Angel’s awards include the Heritage Artist Award and the Master Artist Award from the Colorado Council on the Arts. He has also received the Governor’s Award for Excellence in Education and the Mayor’s Individual Artist Fellowship Award. He also was awarded the Colorado State Theatre Educator of the Year Award.
Angel is the author of six award-winning books on Hispanic and Western culture and arts. His book The Corn Woman: Stories and Legends from the Hispanic Southwest won the prestigious New York Public Library Book for the Teen Age National Award. His book Una Linda Raza: Cultural and Artistic Traditions of the Hispanic Southwest won the Border Library Association Southwest Book of the Year Award and the Colorado Book of the Year Special Recognition Award.

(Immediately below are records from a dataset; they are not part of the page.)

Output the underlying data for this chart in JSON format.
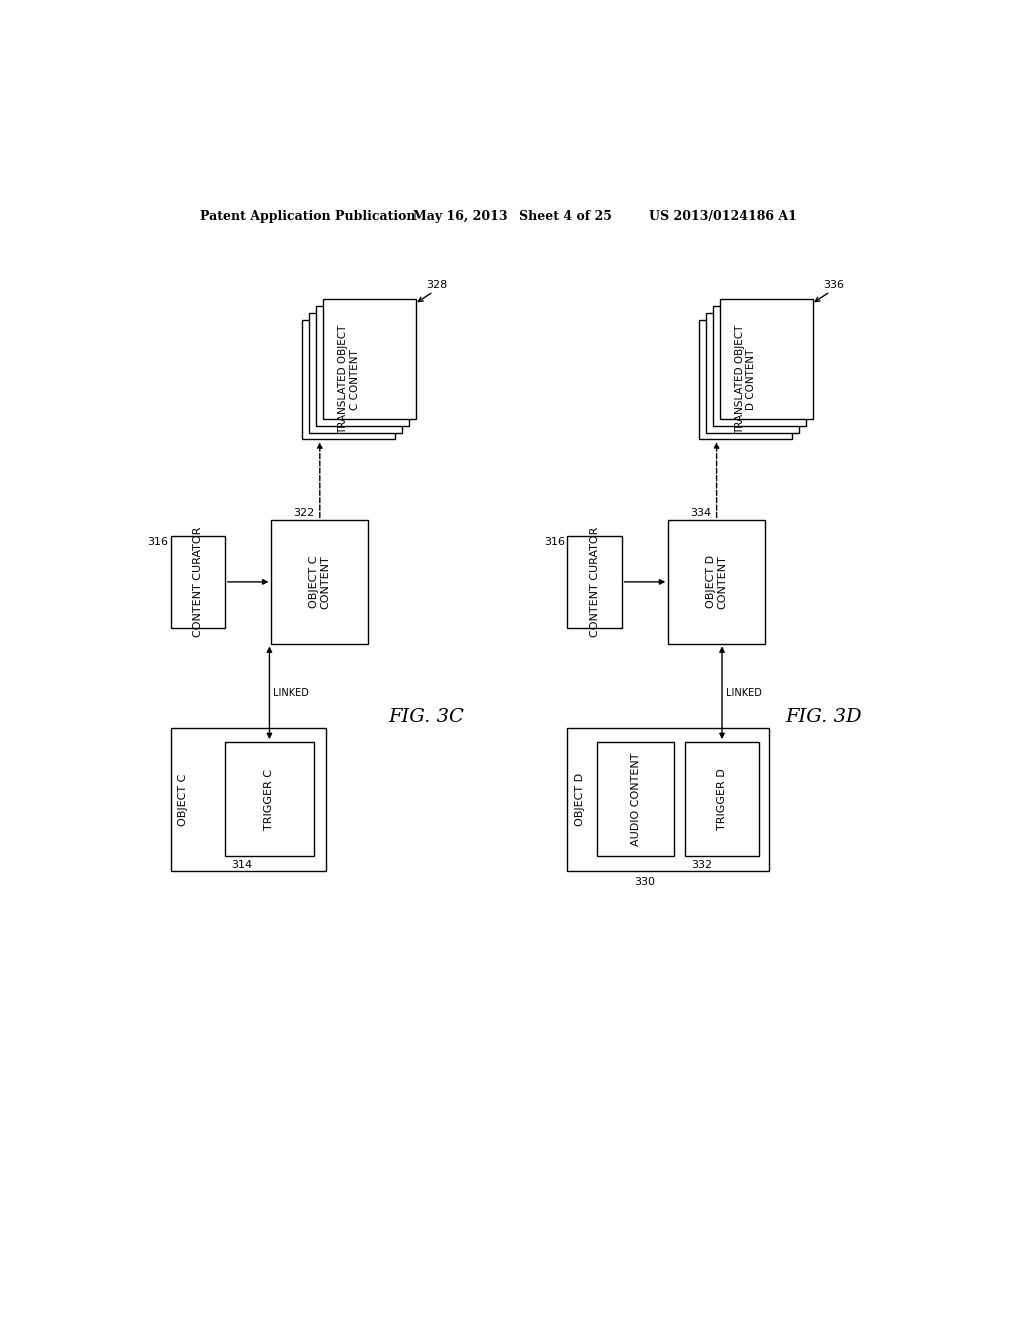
{
  "bg_color": "#ffffff",
  "header_text": "Patent Application Publication",
  "header_date": "May 16, 2013",
  "header_sheet": "Sheet 4 of 25",
  "header_patent": "US 2013/0124186 A1",
  "fig3c_label": "FIG. 3C",
  "fig3d_label": "FIG. 3D",
  "label_314": "314",
  "label_316": "316",
  "label_322": "322",
  "label_328": "328",
  "label_330": "330",
  "label_332": "332",
  "label_334": "334",
  "label_336": "336",
  "border_color": "#000000",
  "text_color": "#000000",
  "font_size": 8.0,
  "line_width": 1.0
}
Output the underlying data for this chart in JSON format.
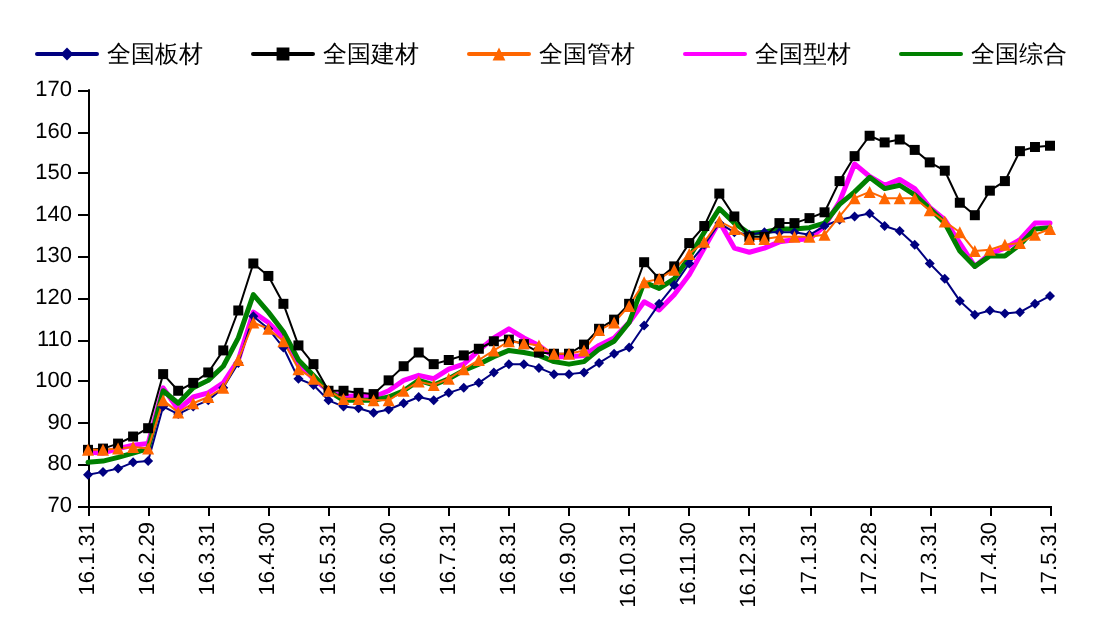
{
  "chart_data": {
    "type": "line",
    "categories": [
      "16.1.31",
      null,
      null,
      null,
      "16.2.29",
      null,
      null,
      null,
      "16.3.31",
      null,
      null,
      null,
      "16.4.30",
      null,
      null,
      null,
      "16.5.31",
      null,
      null,
      null,
      "16.6.30",
      null,
      null,
      null,
      "16.7.31",
      null,
      null,
      null,
      "16.8.31",
      null,
      null,
      null,
      "16.9.30",
      null,
      null,
      null,
      "16.10.31",
      null,
      null,
      null,
      "16.11.30",
      null,
      null,
      null,
      "16.12.31",
      null,
      null,
      null,
      "17.1.31",
      null,
      null,
      null,
      "17.2.28",
      null,
      null,
      null,
      "17.3.31",
      null,
      null,
      null,
      "17.4.30",
      null,
      null,
      null,
      "17.5.31"
    ],
    "series": [
      {
        "name": "全国板材",
        "color": "#000080",
        "marker": "diamond",
        "values": [
          77.5,
          78.2,
          79,
          80.5,
          80.8,
          93.9,
          92.1,
          93.9,
          95.4,
          98.4,
          104.4,
          115.6,
          112.6,
          108.1,
          100.6,
          99.1,
          95.4,
          93.9,
          93.5,
          92.4,
          93.2,
          94.7,
          96.2,
          95.4,
          97.2,
          98.4,
          99.6,
          102.1,
          104.1,
          104.1,
          103.2,
          101.7,
          101.7,
          102.1,
          104.4,
          106.6,
          108.1,
          113.4,
          118.6,
          123.1,
          128.3,
          132.8,
          138,
          135.8,
          135.2,
          135.8,
          135.8,
          135.8,
          135.2,
          137.3,
          138.8,
          139.6,
          140.3,
          137.3,
          136.1,
          132.8,
          128.3,
          124.6,
          119.3,
          116,
          117,
          116.3,
          116.6,
          118.6,
          120.5
        ]
      },
      {
        "name": "全国建材",
        "color": "#000000",
        "marker": "square",
        "values": [
          83.5,
          83.8,
          85,
          86.7,
          88.7,
          101.7,
          97.7,
          99.6,
          102.1,
          107.4,
          117,
          128.3,
          125.3,
          118.6,
          108.6,
          104.1,
          97.7,
          97.7,
          97.2,
          96.9,
          100.2,
          103.6,
          106.9,
          104.1,
          105.1,
          106.2,
          107.8,
          109.6,
          110,
          108.9,
          106.9,
          106.6,
          106.6,
          108.8,
          112.6,
          114.8,
          118.6,
          128.6,
          124.6,
          127.6,
          133.2,
          137.3,
          145.1,
          139.6,
          134.7,
          134.7,
          138,
          138,
          139.2,
          140.6,
          148.1,
          154.1,
          159,
          157.4,
          158.1,
          155.6,
          152.6,
          150.6,
          142.9,
          139.9,
          145.8,
          148.1,
          155.3,
          156.3,
          156.6
        ]
      },
      {
        "name": "全国管材",
        "color": "#ff6600",
        "marker": "triangle",
        "values": [
          83.5,
          83.5,
          83.8,
          84.2,
          83.8,
          95.4,
          92.5,
          94.7,
          96.2,
          98.4,
          105.1,
          114.1,
          112.6,
          109.6,
          102.9,
          100.6,
          97.7,
          95.7,
          95.7,
          95.4,
          95.4,
          97.7,
          99.9,
          99.1,
          100.6,
          102.9,
          105.1,
          107.4,
          109.6,
          109.1,
          108.6,
          106.6,
          106.6,
          107.4,
          112.3,
          114.1,
          118.1,
          123.8,
          124.6,
          126.8,
          130.6,
          133.5,
          138.4,
          136.6,
          134.2,
          134.2,
          134.7,
          134.7,
          134.7,
          135.2,
          139.6,
          144,
          145.5,
          144,
          144,
          144,
          141.1,
          138.4,
          135.8,
          131.3,
          131.6,
          132.8,
          133.2,
          135.2,
          136.6
        ]
      },
      {
        "name": "全国型材",
        "color": "#ff00ff",
        "marker": "none",
        "values": [
          83,
          82.7,
          83.8,
          84.6,
          85,
          98.4,
          93.2,
          96.2,
          97.2,
          99.6,
          105.1,
          116.6,
          114.1,
          110.4,
          104.1,
          100.6,
          97.7,
          96.2,
          96.6,
          96.2,
          97.7,
          100.2,
          101.4,
          100.6,
          102.9,
          104.1,
          107.4,
          110.4,
          112.6,
          110.4,
          108.6,
          105.9,
          105.9,
          106.2,
          108.6,
          110.4,
          114.1,
          119.1,
          117.1,
          120.8,
          125.6,
          132,
          138.4,
          132,
          131,
          132,
          133.5,
          134,
          134.2,
          137.3,
          143.2,
          152.2,
          149.2,
          147.1,
          148.5,
          146.3,
          141.8,
          138.8,
          133.2,
          127.6,
          130.6,
          132,
          134,
          138,
          138
        ]
      },
      {
        "name": "全国综合",
        "color": "#008000",
        "marker": "none",
        "values": [
          80.5,
          80.8,
          81.7,
          82.7,
          83.8,
          97.7,
          94.7,
          98.4,
          100.2,
          103.6,
          110.4,
          120.8,
          116.6,
          111.9,
          105.1,
          101.4,
          97.7,
          95.4,
          95.4,
          95.4,
          96.2,
          97.7,
          100.2,
          99.1,
          100.6,
          102.6,
          104.1,
          105.9,
          107.4,
          106.9,
          106.2,
          104.7,
          104.1,
          104.7,
          107.7,
          109.6,
          114.1,
          123.8,
          122.3,
          124.6,
          129.8,
          135.8,
          141.5,
          138,
          135.5,
          135.8,
          136.6,
          136.6,
          136.9,
          138,
          142.5,
          145.5,
          149,
          146.3,
          147.1,
          144.8,
          141.5,
          138,
          131.3,
          127.6,
          130.1,
          130.1,
          132.8,
          136.6,
          136.9
        ]
      }
    ],
    "ylim": [
      70,
      170
    ],
    "yticks": [
      70,
      80,
      90,
      100,
      110,
      120,
      130,
      140,
      150,
      160,
      170
    ],
    "grid": false,
    "legend": "top"
  }
}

Angel also authored ¡Teatro! Hispanic Plays for Young People, The Eagle in the Cactus: Traditional Tales from Mexico, and Riding Tall in the Saddle: The Cowboy Fact Book. He also wrote a children’s book, “Papi, How Many Stars Are in the Sky?”

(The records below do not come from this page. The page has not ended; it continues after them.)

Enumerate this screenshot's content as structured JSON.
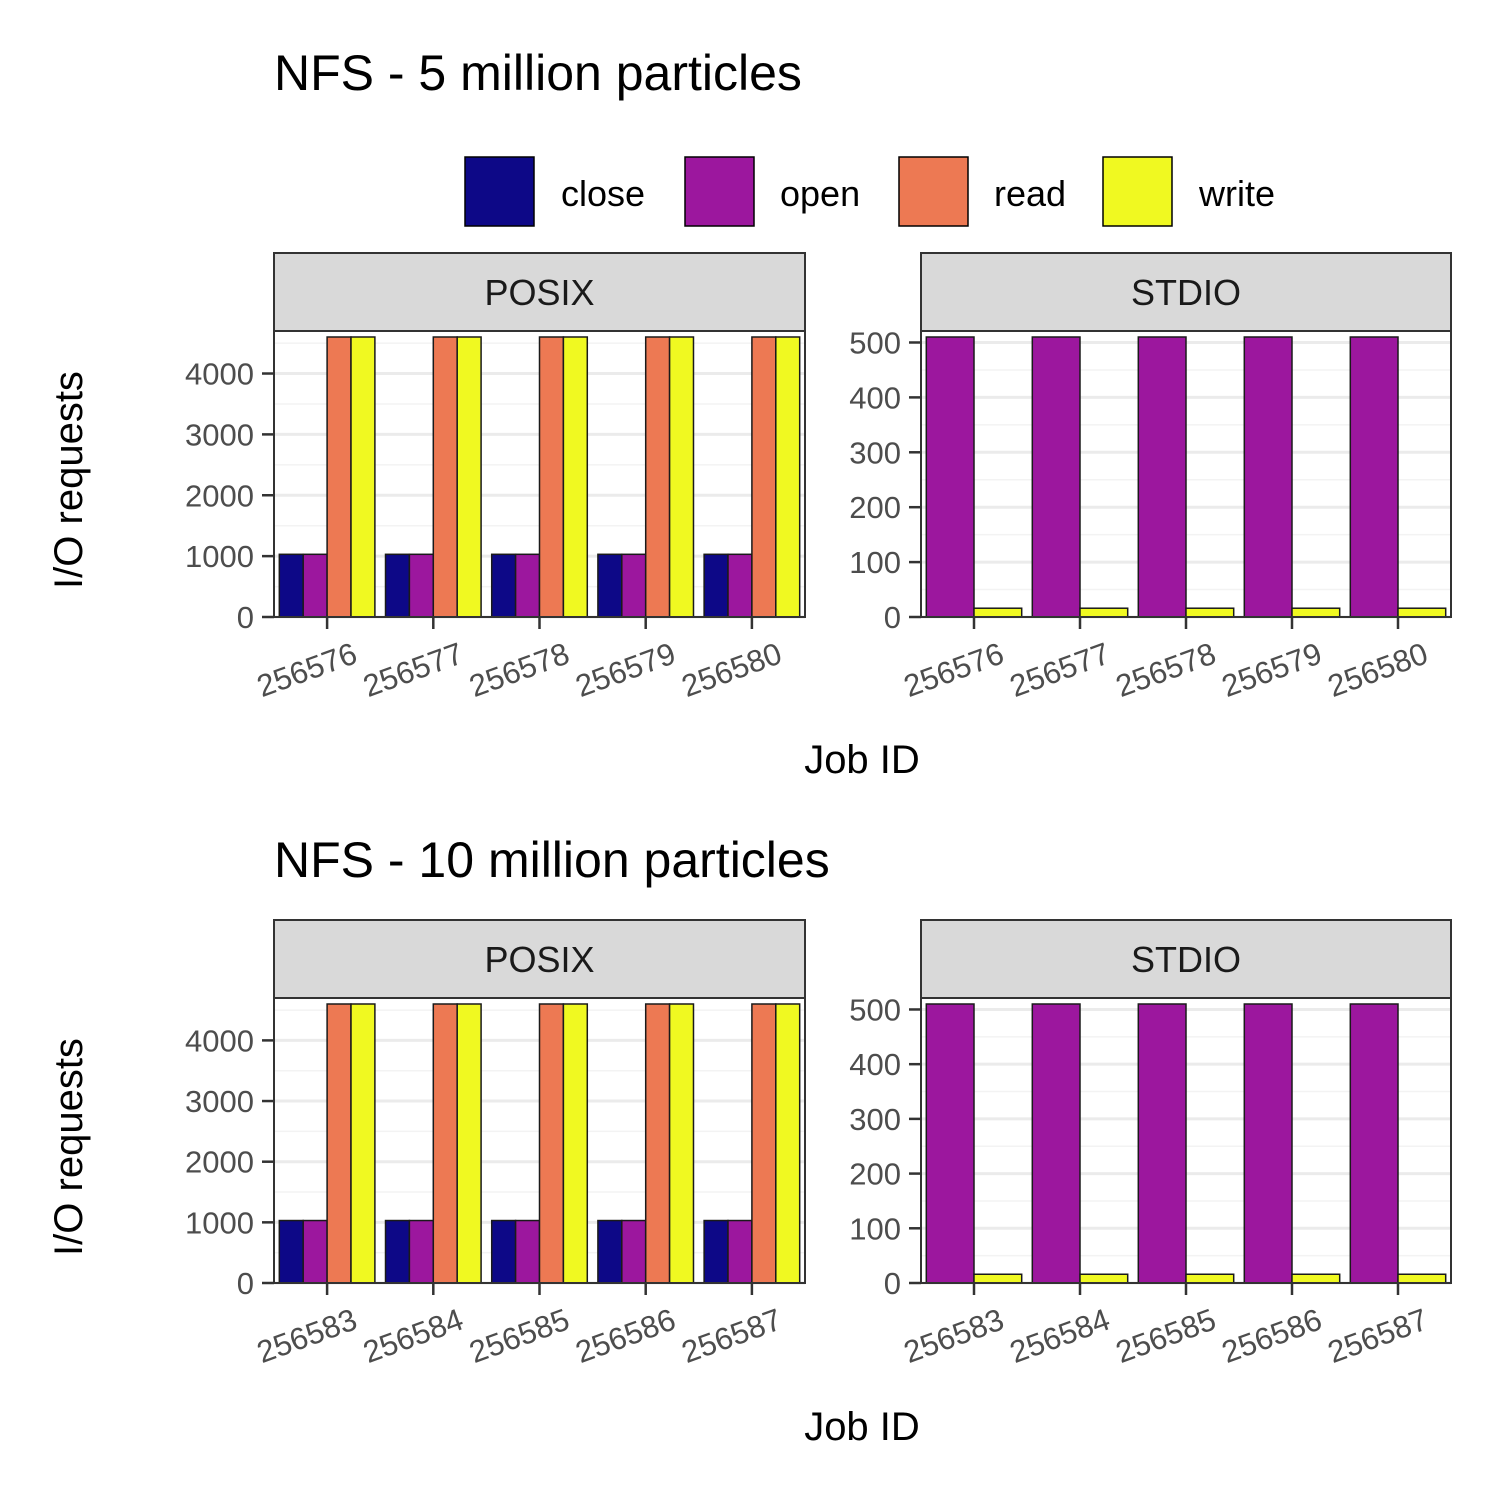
{
  "legend": {
    "items": [
      {
        "name": "close",
        "color": "#0d0887"
      },
      {
        "name": "open",
        "color": "#9c179e"
      },
      {
        "name": "read",
        "color": "#ed7953"
      },
      {
        "name": "write",
        "color": "#f0f921"
      }
    ]
  },
  "chart_data": [
    {
      "type": "bar",
      "title": "NFS - 5 million particles",
      "xlabel": "Job ID",
      "ylabel": "I/O requests",
      "legend_position": "top",
      "panels": [
        {
          "strip": "POSIX",
          "categories": [
            "256576",
            "256577",
            "256578",
            "256579",
            "256580"
          ],
          "ylim": [
            0,
            4600
          ],
          "yticks": [
            0,
            1000,
            2000,
            3000,
            4000
          ],
          "series": [
            {
              "name": "close",
              "values": [
                1030,
                1030,
                1030,
                1030,
                1030
              ]
            },
            {
              "name": "open",
              "values": [
                1030,
                1030,
                1030,
                1030,
                1030
              ]
            },
            {
              "name": "read",
              "values": [
                4600,
                4600,
                4600,
                4600,
                4600
              ]
            },
            {
              "name": "write",
              "values": [
                4600,
                4600,
                4600,
                4600,
                4600
              ]
            }
          ]
        },
        {
          "strip": "STDIO",
          "categories": [
            "256576",
            "256577",
            "256578",
            "256579",
            "256580"
          ],
          "ylim": [
            0,
            510
          ],
          "yticks": [
            0,
            100,
            200,
            300,
            400,
            500
          ],
          "series": [
            {
              "name": "open",
              "values": [
                510,
                510,
                510,
                510,
                510
              ]
            },
            {
              "name": "write",
              "values": [
                16,
                16,
                16,
                16,
                16
              ]
            }
          ]
        }
      ]
    },
    {
      "type": "bar",
      "title": "NFS - 10 million particles",
      "xlabel": "Job ID",
      "ylabel": "I/O requests",
      "panels": [
        {
          "strip": "POSIX",
          "categories": [
            "256583",
            "256584",
            "256585",
            "256586",
            "256587"
          ],
          "ylim": [
            0,
            4600
          ],
          "yticks": [
            0,
            1000,
            2000,
            3000,
            4000
          ],
          "series": [
            {
              "name": "close",
              "values": [
                1030,
                1030,
                1030,
                1030,
                1030
              ]
            },
            {
              "name": "open",
              "values": [
                1030,
                1030,
                1030,
                1030,
                1030
              ]
            },
            {
              "name": "read",
              "values": [
                4600,
                4600,
                4600,
                4600,
                4600
              ]
            },
            {
              "name": "write",
              "values": [
                4600,
                4600,
                4600,
                4600,
                4600
              ]
            }
          ]
        },
        {
          "strip": "STDIO",
          "categories": [
            "256583",
            "256584",
            "256585",
            "256586",
            "256587"
          ],
          "ylim": [
            0,
            510
          ],
          "yticks": [
            0,
            100,
            200,
            300,
            400,
            500
          ],
          "series": [
            {
              "name": "open",
              "values": [
                510,
                510,
                510,
                510,
                510
              ]
            },
            {
              "name": "write",
              "values": [
                16,
                16,
                16,
                16,
                16
              ]
            }
          ]
        }
      ]
    }
  ]
}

Angel is a Colorado Heritage Artist storyteller who has performed throughout the nation at festivals, universities, schools and art centers. He has been featured storyteller at the National Storytelling Festival in Jonesborough, Tennessee, Keepers of the Word festival at Amherst College, the Rocky Mountain Storytelling Festival, the International Reading Association, the National Independent School Library Association, the Four Corners Storytelling Festival, the Mesa Storytelling Festival, and the Nebraska Storytelling Festival.
His specialty is the oral traditions of the Hispanic Southwest. Angel is also a member of the Colorado Endowment for the Humanities Chautauqua program for his historical presentation. Angel has created three historical characters: El Vaquero, America’s First Cowboy; El Conquistador, The Explorer of New Worlds; and Tezcatlipoca, The Supreme God of the Aztec Emperors.